That is a shocker. Loy cleverly leaves open what was the cause and what was the effect of this psychological deformation. His narrative style is certainly exciting. However, it can also be criticised that he once again establishes the woman as the victim, whereas Charpentier, like Ibsen with Nora and the Lady of the Sea, shows emancipation at the turn of the 19th century. Charpentier’s Louise escapes family constraints, and she does not necessarily go to the Noctambule, but she will possibly find her own way in the knowledge of the right to freedom and happiness she has learnt from him.

Adam Smith as Noctambule is a suitably stately figure with a self-confident but often somewhat punchy tenor, where one would wish for a more mellifluous voice. Nicolas Courjal plays the father with a lanky charm, switching excitingly between tenderness, assault and horror. Having lost his daughter in the meantime, he has apparently become a complete alcoholic and then a troublemaker who rants about the decadent big city. With a large, but also rather vibrato-rich bass-baritone, he is able to characterise the abysses of a once certainly highly sought-after type for women.
Many of the soloists, chorus and orchestra of the Opéra de Lyon, where the production will be performed at the end of January, are held together with a stringent hand by Giacomo Sagripanti. Charpentier’s music is a dream, especially when he sings about Paris and the freedom of love, the right of people to self-determination. Paris beats to the beat as in Brel’s ‘Valse à mille temps’, the city with all its diverse voices calls Louise to life.

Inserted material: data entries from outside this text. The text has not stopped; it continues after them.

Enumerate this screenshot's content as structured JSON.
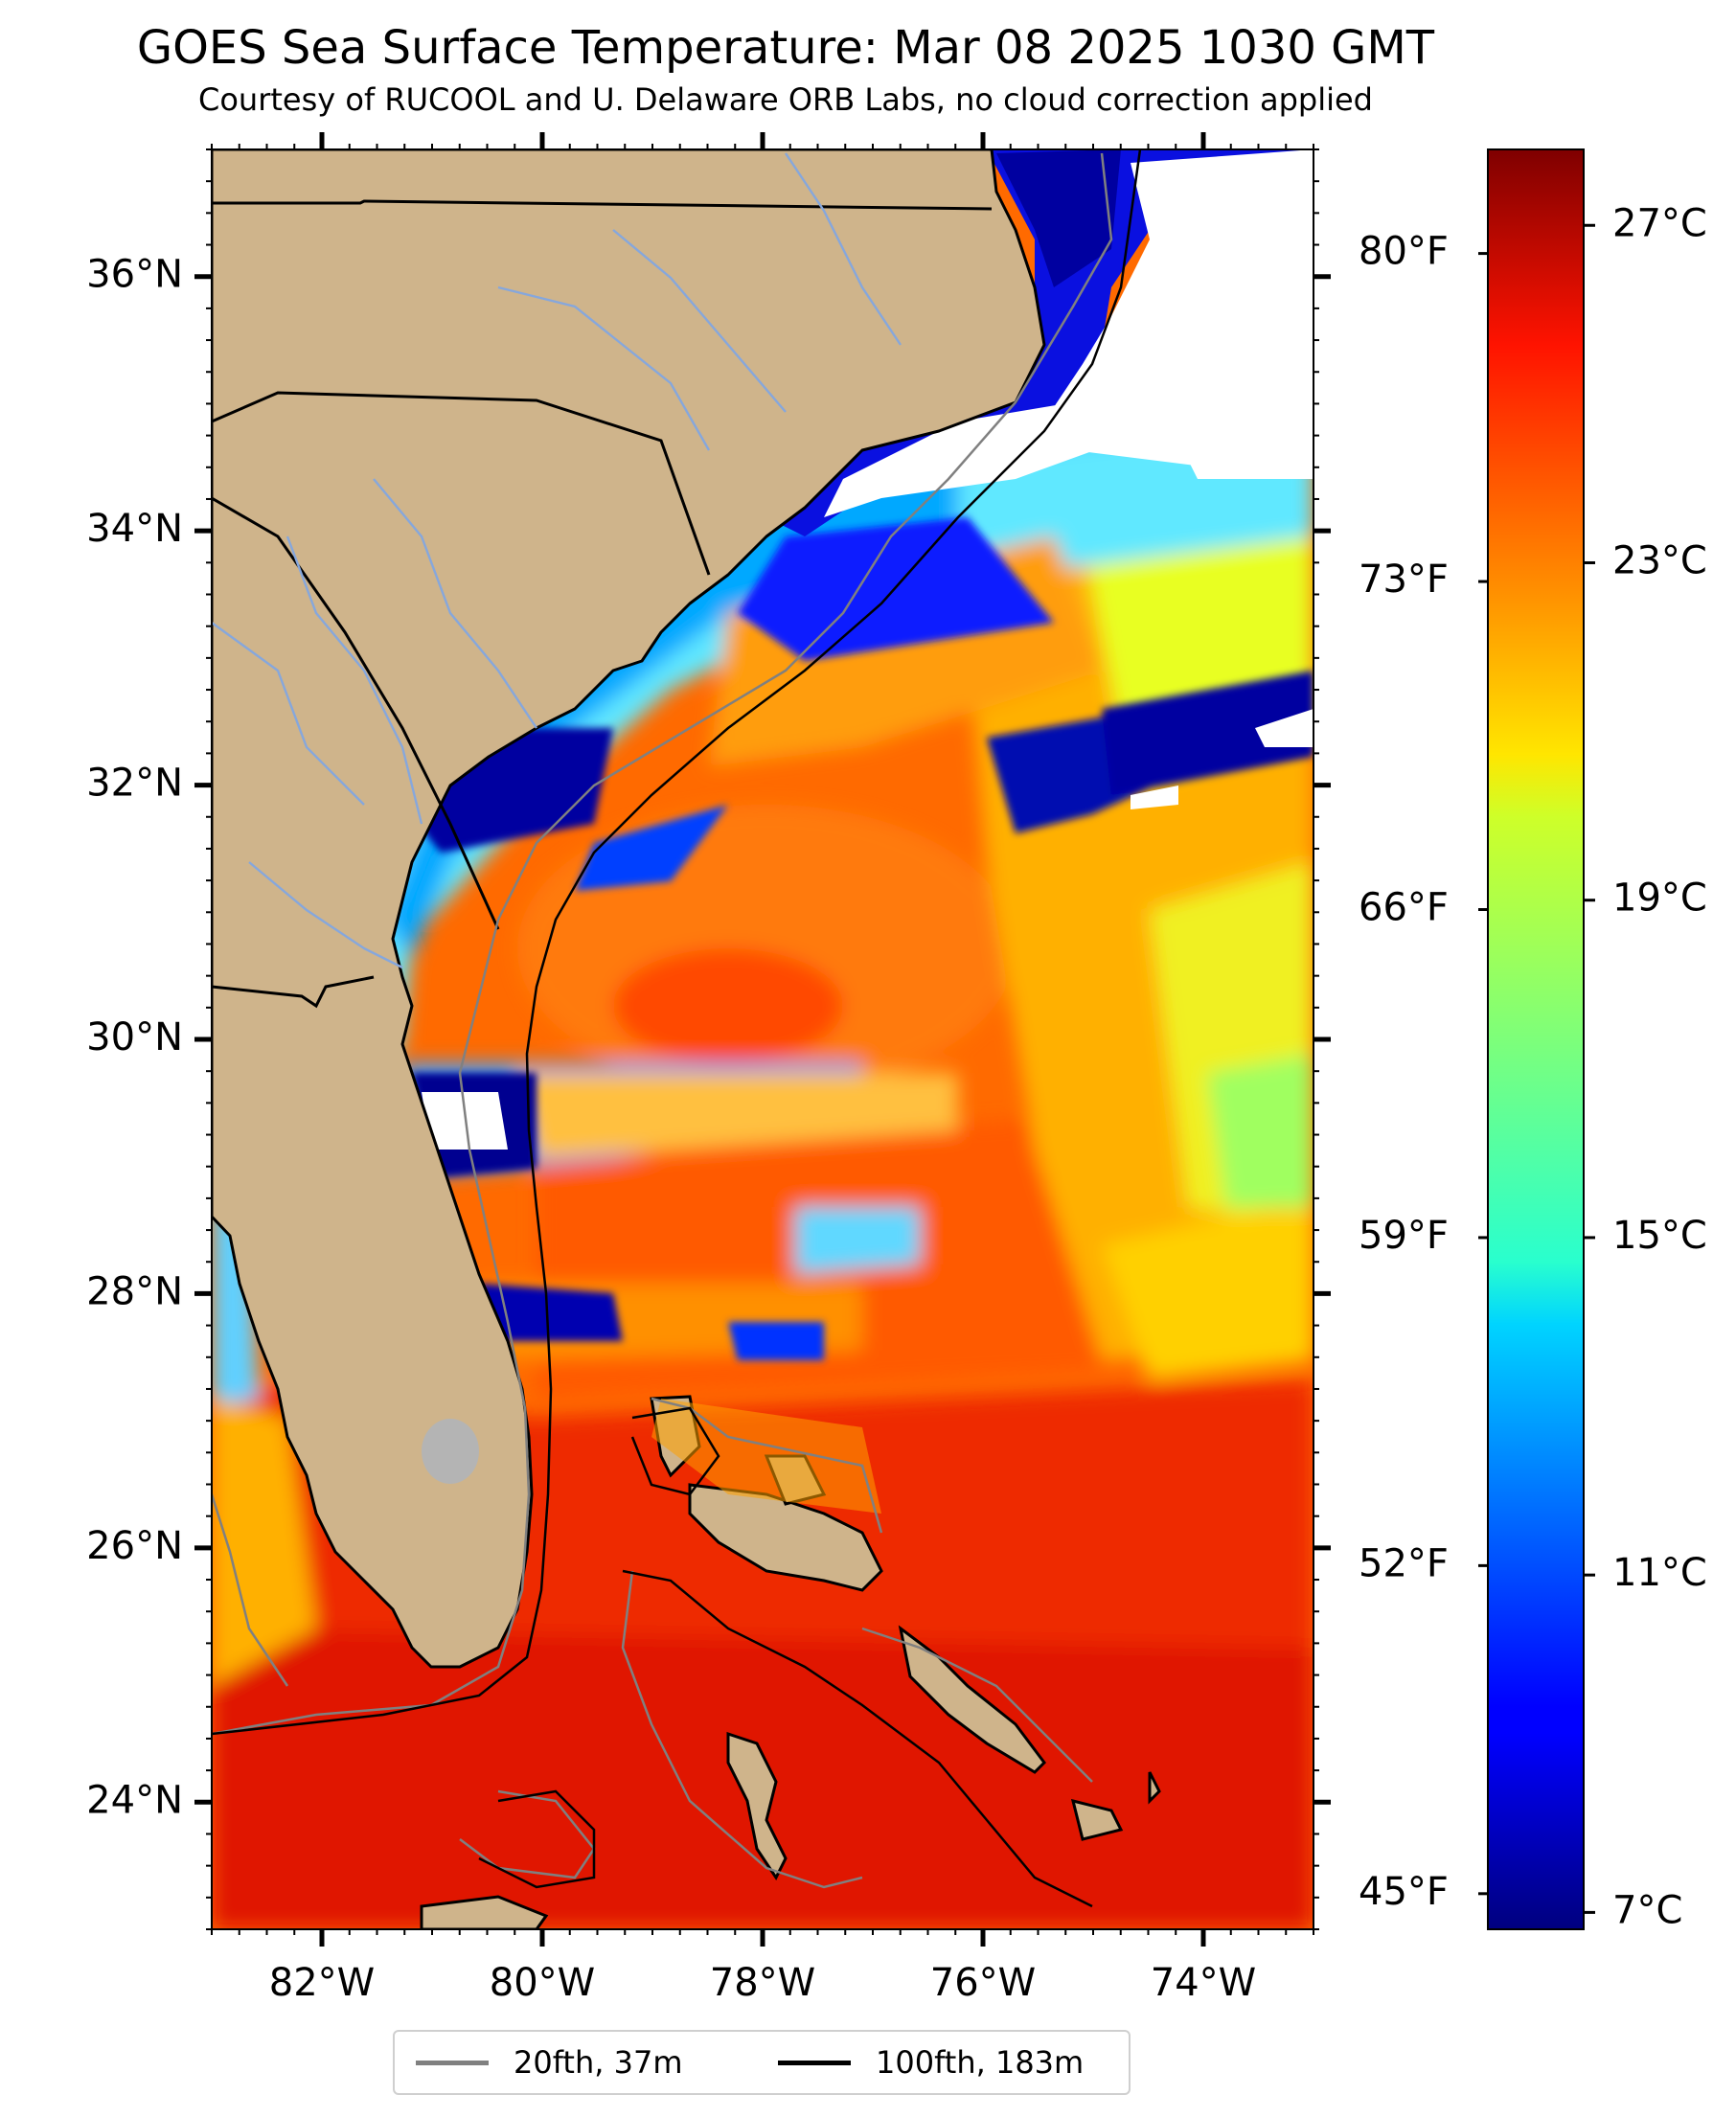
{
  "title": "GOES Sea Surface Temperature: Mar 08 2025 1030 GMT",
  "subtitle": "Courtesy of RUCOOL and U. Delaware ORB Labs, no cloud correction applied",
  "map": {
    "lon_range": [
      -83.0,
      -73.0
    ],
    "lat_range": [
      23.0,
      37.0
    ],
    "lat_ticks": [
      "36°N",
      "34°N",
      "32°N",
      "30°N",
      "28°N",
      "26°N",
      "24°N"
    ],
    "lon_ticks": [
      "82°W",
      "80°W",
      "78°W",
      "76°W",
      "74°W"
    ],
    "fahrenheit_ticks": [
      "80°F",
      "73°F",
      "66°F",
      "59°F",
      "52°F",
      "45°F"
    ],
    "land_color": "#cfb48b",
    "cloud_color": "#ffffff"
  },
  "colorbar": {
    "colormap": "jet",
    "range_c": [
      6.8,
      27.9
    ],
    "ticks": [
      "27°C",
      "23°C",
      "19°C",
      "15°C",
      "11°C",
      "7°C"
    ]
  },
  "legend": {
    "items": [
      {
        "label": "20fth, 37m",
        "color": "#808080"
      },
      {
        "label": "100fth, 183m",
        "color": "#000000"
      }
    ]
  }
}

The opera, composed in a continuing flow like Wagner’s, is otherwise written along the lines of the French language, discussing, revelling, celebrating and leading to dramatic upsurges. The symphonic preludes are marvellous, in the beginning like in Puccini’s ‘Tosca’. At the end, it still bubbles up like in ‘Tristan’, the leitmotif from the duet with the Noctambule resounds again, the choral call of the city, of freedom. Unfortunately, in Loy’s version this freedom seems a dream which becomes not true.